# Drilling my 55



## diablocanine (Jul 25, 2004)

I lost a Heckel when it got caught between the filter plumbing and glass so I looked for a way to get all that crap out of the tank. Finally decided to drill my tanks and move all equipment under the stand. My 55 gallon was the first experiment since it would be the cheapest to replace if we broke it. We drilled 4 holes in the back of the tank, 2 on each side of the tank for ¾" bulkheads. Why 2 sets of bulkheads? Two reasons:
1. My stand has a bookcase in the middle which leaves 2 small compartments for equipment.
2. I wanted to use 2 Fluval 304 filters to ensure good flow to both sides of the tank since I would be using a reactor and external heater.
Inside the tank was a Won Titanium Heater, Milwaukee SMS122 Probe, A SCWD Utube Attachment which I used as the outlet for the Fluval 404, and a PentAir Aquatics Customflo Water System which served as the inlet plumbing for the Fluval 404. Here is what the stand compartments looked like before we drilled the tank.









Old RH Side








Old LH Side

The RH side of the stand now contains; CO2 cylinder w/Regulator, Hydor 301 External Heater, Fluval 304, plumbing and electrical.








Heater and Plumbing








More Heater Plumbing








Picture of the RH side

The LH Side of the stand now contains a DIY CO2 reactor with the SMS 122 PH probe installed inline, Milwaukee SMS 122, Timer for Moonlights, Timer for Icecap Ballast, Fluval 304, plumbing and electrical.

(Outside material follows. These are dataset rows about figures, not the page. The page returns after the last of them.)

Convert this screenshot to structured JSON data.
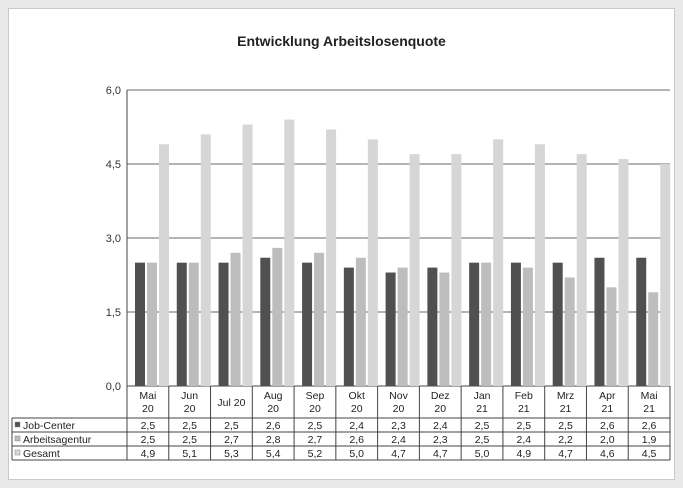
{
  "chart_data": {
    "type": "bar",
    "title": "Entwicklung  Arbeitslosenquote",
    "xlabel": "",
    "ylabel": "",
    "ylim": [
      0,
      6
    ],
    "yticks": [
      "0,0",
      "1,5",
      "3,0",
      "4,5",
      "6,0"
    ],
    "grid": true,
    "legend": "table-left",
    "categories": [
      [
        "Mai",
        "20"
      ],
      [
        "Jun",
        "20"
      ],
      [
        "Jul 20"
      ],
      [
        "Aug",
        "20"
      ],
      [
        "Sep",
        "20"
      ],
      [
        "Okt",
        "20"
      ],
      [
        "Nov",
        "20"
      ],
      [
        "Dez",
        "20"
      ],
      [
        "Jan",
        "21"
      ],
      [
        "Feb",
        "21"
      ],
      [
        "Mrz",
        "21"
      ],
      [
        "Apr",
        "21"
      ],
      [
        "Mai",
        "21"
      ]
    ],
    "series": [
      {
        "name": "Job-Center",
        "color": "#505050",
        "values": [
          2.5,
          2.5,
          2.5,
          2.6,
          2.5,
          2.4,
          2.3,
          2.4,
          2.5,
          2.5,
          2.5,
          2.6,
          2.6
        ],
        "labels": [
          "2,5",
          "2,5",
          "2,5",
          "2,6",
          "2,5",
          "2,4",
          "2,3",
          "2,4",
          "2,5",
          "2,5",
          "2,5",
          "2,6",
          "2,6"
        ]
      },
      {
        "name": "Arbeitsagentur",
        "color": "#bdbdbd",
        "values": [
          2.5,
          2.5,
          2.7,
          2.8,
          2.7,
          2.6,
          2.4,
          2.3,
          2.5,
          2.4,
          2.2,
          2.0,
          1.9
        ],
        "labels": [
          "2,5",
          "2,5",
          "2,7",
          "2,8",
          "2,7",
          "2,6",
          "2,4",
          "2,3",
          "2,5",
          "2,4",
          "2,2",
          "2,0",
          "1,9"
        ]
      },
      {
        "name": "Gesamt",
        "color": "#d6d6d6",
        "values": [
          4.9,
          5.1,
          5.3,
          5.4,
          5.2,
          5.0,
          4.7,
          4.7,
          5.0,
          4.9,
          4.7,
          4.6,
          4.5
        ],
        "labels": [
          "4,9",
          "5,1",
          "5,3",
          "5,4",
          "5,2",
          "5,0",
          "4,7",
          "4,7",
          "5,0",
          "4,9",
          "4,7",
          "4,6",
          "4,5"
        ]
      }
    ]
  }
}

DIY CO2 Reactor I made, you can see the PH probe (the black plug with the wire going to it) and Fluval plumbing.








Milwaukee SMS 122 PH Monitor/Controller and Digital Timer for Moonlights








Picture of LH side (the Digital Timer for the Icecap Ballast is on the RH side).








Picture of LH side with Fluval 304 installed.









Picture of both sides (please excuse the flash).









Tank Rescape (please excuse the flash).



























New inhabitants









ALF Caves

Everything is working great! Initially, was not to sure about the probe in the reactor since I could not find any previous reactors built with PH probes inline. Well it works, works great as a matter of fact. Only problem I have is the Discus are looking at the cories like they are food.

We will be drilling two more tanks in the near future. I will take pics of the drilling and bulkhead installation to post.

Special thanks to RMC for drilling the tank and helping do the set up. And another special thanks to RMC for babysitting my Heckel and Snakeskin while this tank was in work. And one more special thanks to RMC for the rest of the Discus, the awesome Corydoras Aeneus Peru-Gold Stripes, and the beautiful Albino Long Fin Ansistrus Bristlenose.......DC


----------



## iris600 (Feb 12, 2004)

I've heard nightmarish stories about drilling. I have a used 75 that I would like to drill holes in the backside for plumbing for a terrarium type setup (to make it easier to drain the false bottom and/or hook up a pump). I know that tempered glass shatters when drilled, and I'm not sure of what brand the tank is... I've heard that on some tanks they use tempered glass for all panels-hence I am frightened to attempt drilling.
How did you go about it? How difficult was it?


----------



## diablocanine (Jul 25, 2004)

iris600 said:


> I've heard nightmarish stories about drilling. I have a used 75 that I would like to drill holes in the backside for plumbing for a terrarium type setup (to make it easier to drain the false bottom and/or hook up a pump). I know that tempered glass shatters when drilled, and I'm not sure of what brand the tank is... I've heard that on some tanks they use tempered glass for all panels-hence I am frightened to attempt drilling.
> How did you go about it? How difficult was it?


I heard they were starting to put tempered glass on all sides too. It is easy to tell if it is, tap the bottom glass with a fingernail and then the sides, should get different sounds. I have read where tempered glass was successfully drilled and then shattered with the weight of the substrate and water. I had a sticker on the bottom glass saying the bottom was tempered. I had a friend drill my tank, he had done it several times before. It was not difficult but I was not about to attempt it on my own. I will be drilling 2 more tanks and will take pics of the drilling process to post.....DC


----------



## TexasRock (Feb 28, 2006)

DC,

Where did you get those "brackets" that hold the pipe to the stand?

Keith


----------



## diablocanine (Jul 25, 2004)

TexasRock said:


> DC,
> 
> Where did you get those "brackets" that hold the pipe to the stand?
> 
> Keith


The j-hooks holding up the reactor? You can get them at local home improvement store plumbing section. They are used for plumbing rough-in....DC


----------